Cari pensionati, ci sono notizie per il 2021 e, purtroppo, non sono quelle sperate. Ormai sembra che sia solo questione di ufficialità: il prossimo anno non ci sarà alcun genere di aumento. Prima di dare per persa la battaglia, gli ex lavoratori dovranno attendere in fondo poco. Entro al massimo la fine del mese di novembre il ministero dell’Economia e delle Finanze avrà il compito di pronunciarsi in merito. Se vogliamo attenerci alle ufficialità, la prima è che gli assegni previdenziali rimarranno invariati.
Pensionati: il tasso di rivalutazione per il 2021
I dati anticipati che provengono dall’Istat fotografano un tasso di rivalutazione del trattamento pensionistico per il prossimo anno che dovrebbe attestarsi intorno allo 0,0 per cento. Insomma, tutto rimarrà invariato rispetto al 2020.
Ma facciamo un passo indietro e riavvolgiamo il nastro. A gennaio erano previsti aumenti in maniera proporzionale rispetto all’inflazione, misurata in base alle rilevazioni dall’Istituto di statica nazionale. Seguendo tale linea di pensiero, per il prossimo anno era preventivabile un incremento dello 0,40 per cento (0,16 per cento per le pensioni di quattro volte superiori al trattamento minimo).

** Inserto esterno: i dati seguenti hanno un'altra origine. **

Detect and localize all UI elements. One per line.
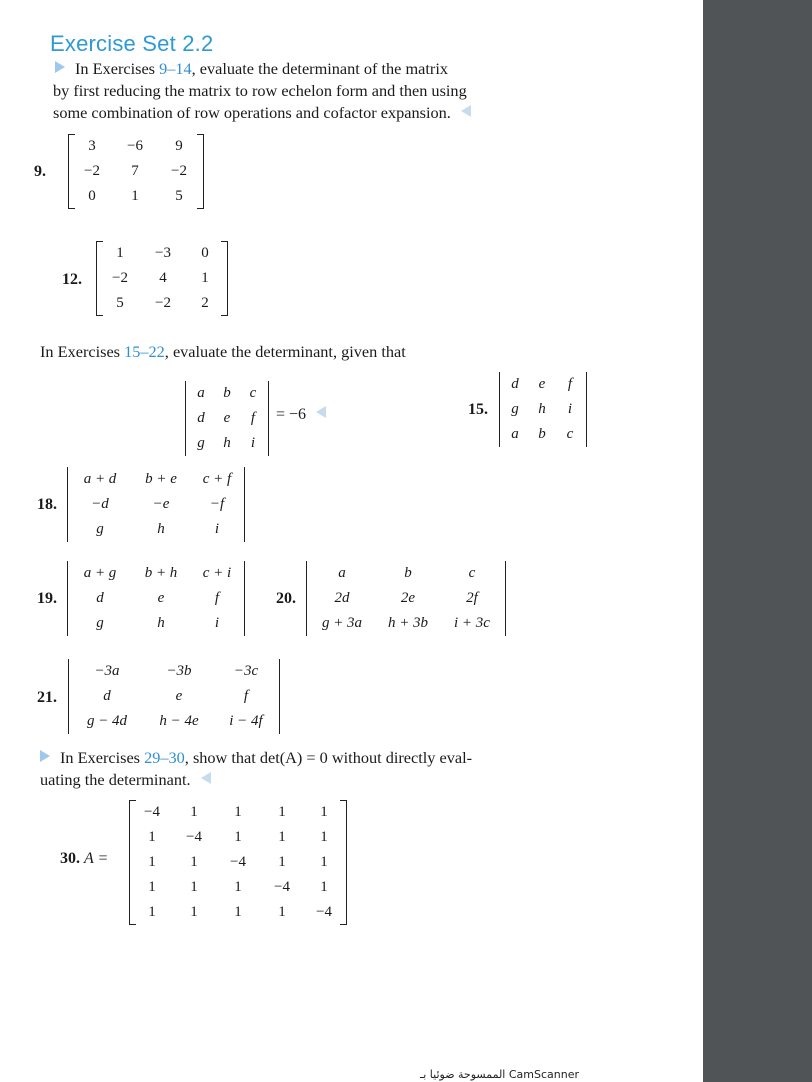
matrix-cell: 1	[278, 904, 286, 920]
matrix-cell: 5	[116, 295, 124, 311]
intro-line-2: by first reducing the matrix to row echelon form and then using	[53, 81, 467, 100]
matrix-cell: 1	[320, 804, 328, 820]
matrix-cell: b	[538, 426, 546, 442]
matrix-cell: −4	[144, 804, 160, 820]
matrix-cell: c + i	[202, 565, 232, 581]
matrix-cell: 1	[190, 854, 198, 870]
exercise-12-matrix	[96, 241, 228, 316]
matrix-cell: h	[223, 435, 231, 451]
matrix-cell: −2	[155, 295, 171, 311]
matrix-cell: a	[338, 565, 346, 581]
matrix-cell: i + 3c	[454, 615, 490, 631]
matrix-cell: 1	[148, 904, 156, 920]
matrix-cell: b	[404, 565, 412, 581]
matrix-cell: −4	[230, 854, 246, 870]
section-title: Exercise Set 2.2	[50, 31, 214, 56]
end-marker-icon	[461, 105, 471, 117]
matrix-cell: f	[250, 410, 256, 426]
matrix-cell: c	[249, 385, 257, 401]
matrix-cell: 1	[116, 245, 124, 261]
matrix-cell: d	[197, 410, 205, 426]
matrix-cell: d	[103, 688, 111, 704]
matrix-cell: 7	[131, 163, 139, 179]
scanner-watermark: الممسوحة ضوئيا بـ CamScanner	[420, 1068, 579, 1081]
exercise-20-number: 20.	[276, 590, 296, 607]
exercise-30-number: 30. A =	[60, 850, 109, 867]
matrix-cell: f	[243, 688, 249, 704]
matrix-cell: b	[223, 385, 231, 401]
matrix-cell: f	[214, 590, 220, 606]
intro-line-3: some combination of row operations and cofactor expansion.	[53, 102, 471, 125]
exercise-9-number: 9.	[34, 163, 46, 180]
matrix-cell: 1	[148, 829, 156, 845]
matrix-cell: −4	[274, 879, 290, 895]
matrix-cell: i	[214, 521, 220, 537]
show-zero-line-1: In Exercises 29–30, show that det(A) = 0 without directly eval-	[40, 747, 472, 770]
matrix-cell: 2d	[334, 590, 350, 606]
matrix-cell: 2e	[400, 590, 416, 606]
exercise-12-number: 12.	[62, 271, 82, 288]
matrix-cell: 1	[190, 904, 198, 920]
matrix-cell: e	[157, 590, 165, 606]
matrix-cell: g + 3a	[321, 615, 363, 631]
matrix-cell: 1	[320, 879, 328, 895]
matrix-cell: g	[197, 435, 205, 451]
matrix-cell: −2	[112, 270, 128, 286]
matrix-cell: 1	[278, 829, 286, 845]
matrix-cell: c	[468, 565, 476, 581]
start-marker-icon	[55, 61, 65, 73]
matrix-cell: 1	[234, 904, 242, 920]
matrix-cell: 1	[201, 270, 209, 286]
exercise-15-number: 15.	[468, 401, 488, 418]
exercise-20-determinant	[306, 561, 506, 636]
matrix-cell: −2	[171, 163, 187, 179]
show-zero-line-2: uating the determinant.	[40, 769, 211, 792]
end-marker-icon	[316, 406, 326, 418]
matrix-cell: h − 4e	[159, 713, 199, 729]
exercise-15-determinant	[499, 372, 587, 447]
matrix-cell: 0	[201, 245, 209, 261]
matrix-cell: a + d	[83, 471, 117, 487]
matrix-cell: 0	[88, 188, 96, 204]
matrix-cell: 2	[201, 295, 209, 311]
matrix-cell: h	[157, 615, 165, 631]
matrix-cell: e	[223, 410, 231, 426]
matrix-cell: 1	[320, 829, 328, 845]
matrix-cell: 1	[278, 854, 286, 870]
matrix-cell: 1	[190, 804, 198, 820]
matrix-cell: 1	[234, 804, 242, 820]
given-text: In Exercises 15–22, evaluate the determinant, given that	[40, 342, 406, 361]
matrix-cell: e	[538, 376, 546, 392]
matrix-cell: f	[567, 376, 573, 392]
matrix-cell: h	[538, 401, 546, 417]
exercise-9-matrix	[68, 134, 204, 209]
matrix-cell: −e	[152, 496, 170, 512]
matrix-cell: a + g	[83, 565, 117, 581]
matrix-cell: d	[96, 590, 104, 606]
matrix-cell: 2f	[466, 590, 478, 606]
matrix-cell: h	[157, 521, 165, 537]
matrix-cell: b + h	[144, 565, 178, 581]
exercise-30-lhs: A =	[84, 850, 109, 867]
matrix-cell: −3	[155, 245, 171, 261]
matrix-cell: −3c	[233, 663, 259, 679]
exercise-reference: 15–22	[124, 342, 165, 361]
matrix-cell: 1	[278, 804, 286, 820]
matrix-cell: 5	[175, 188, 183, 204]
matrix-cell: c + f	[202, 471, 232, 487]
matrix-cell: a	[511, 426, 519, 442]
matrix-cell: i	[567, 401, 573, 417]
matrix-cell: 1	[131, 188, 139, 204]
matrix-cell: 1	[148, 879, 156, 895]
matrix-cell: g	[96, 521, 104, 537]
matrix-cell: −4	[186, 829, 202, 845]
matrix-cell: c	[566, 426, 574, 442]
matrix-cell: 1	[320, 854, 328, 870]
exercise-21-determinant	[68, 659, 280, 734]
matrix-cell: −3a	[94, 663, 120, 679]
matrix-cell: −d	[91, 496, 109, 512]
matrix-cell: h + 3b	[387, 615, 429, 631]
matrix-cell: −4	[316, 904, 332, 920]
exercise-19-number: 19.	[37, 590, 57, 607]
scanner-side-panel	[703, 0, 812, 1082]
exercise-18-number: 18.	[37, 496, 57, 513]
exercise-19-determinant	[67, 561, 245, 636]
matrix-cell: i	[214, 615, 220, 631]
matrix-cell: 1	[234, 829, 242, 845]
matrix-cell: g	[96, 615, 104, 631]
given-determinant	[185, 381, 269, 456]
given-value: = −6	[276, 406, 326, 424]
matrix-cell: b + e	[145, 471, 177, 487]
end-marker-icon	[201, 772, 211, 784]
exercise-21-number: 21.	[37, 689, 57, 706]
matrix-cell: 4	[159, 270, 167, 286]
exercise-reference: 9–14	[159, 59, 192, 78]
matrix-cell: d	[511, 376, 519, 392]
matrix-cell: −6	[127, 138, 143, 154]
matrix-cell: −3b	[166, 663, 192, 679]
exercise-18-determinant	[67, 467, 245, 542]
matrix-cell: i	[250, 435, 256, 451]
start-marker-icon	[40, 750, 50, 762]
matrix-cell: −f	[209, 496, 225, 512]
matrix-cell: a	[197, 385, 205, 401]
matrix-cell: 1	[190, 879, 198, 895]
matrix-cell: 1	[234, 879, 242, 895]
matrix-cell: 1	[148, 854, 156, 870]
matrix-cell: 9	[175, 138, 183, 154]
exercise-reference: 29–30	[144, 748, 185, 767]
matrix-cell: 3	[88, 138, 96, 154]
matrix-cell: g − 4d	[86, 713, 128, 729]
matrix-cell: −2	[84, 163, 100, 179]
matrix-cell: i − 4f	[229, 713, 263, 729]
matrix-cell: e	[175, 688, 183, 704]
exercise-30-matrix	[129, 800, 347, 925]
intro-line-1: In Exercises 9–14, evaluate the determinant of the matrix	[55, 58, 448, 81]
matrix-cell: g	[511, 401, 519, 417]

Sfugge la ragione? Niente paura. I termini, te lo anticiperemo saranno piuttosto tecnici, ma, nei limiti del possibile, proveremo a renderti l’argomento il più facilmente comprensibile. Un primo da conoscere, e molto bene, è la cosiddetta perequazione. Forse lo hai già sentito al telegiornale o nelle trasmissioni di approfondimento politico. Comunque, con perequazione intendiamo uno strumento essenziale per mantenere identico il potere d’acquisto. In buona sostanza, gli aumenti non devono essere meramente considerati incrementi della retribuzione, quanto piuttosto una sorta di tutela dal rischio inflazione.
Lo scopo della perequazione
La perequazione serve proprio a evitare contraccolpi in tal senso. Senza il suo contributo l’assegno pensionistico andrebbe inevitabilmente a perdere il proprio valore, anno dopo anno. Di conseguenza, il sistema di legge prevede, secondo la volontà espressa dal legislatore, una rivalutazione del 100 per cento dell’inflazione per le pensioni fino al quadruplo, cioè fino a quattro volte tanto, il trattamento minimo.
Di pari passo, la rivalutazione diminuirà con l’aumentare dell’assegno. Riprendendo il concetto della perequazione, essa è determinata in base all’indice Istat, dei prezzi al consumo per famiglie di impiegati e operai. L’indice provvisorio diventa in seguito indice di variazione definitiva, da conguagliare all’inizio di ogni anno. Ebbene, nel 2021 gli assegni pensionistici non si muoveranno minimamente. Le uniche consolazioni giungeranno dalla tredicesima mensilità, confermata anche per dicembre 2020, e per il conteggio del bonus di 155 euro sul cedolino.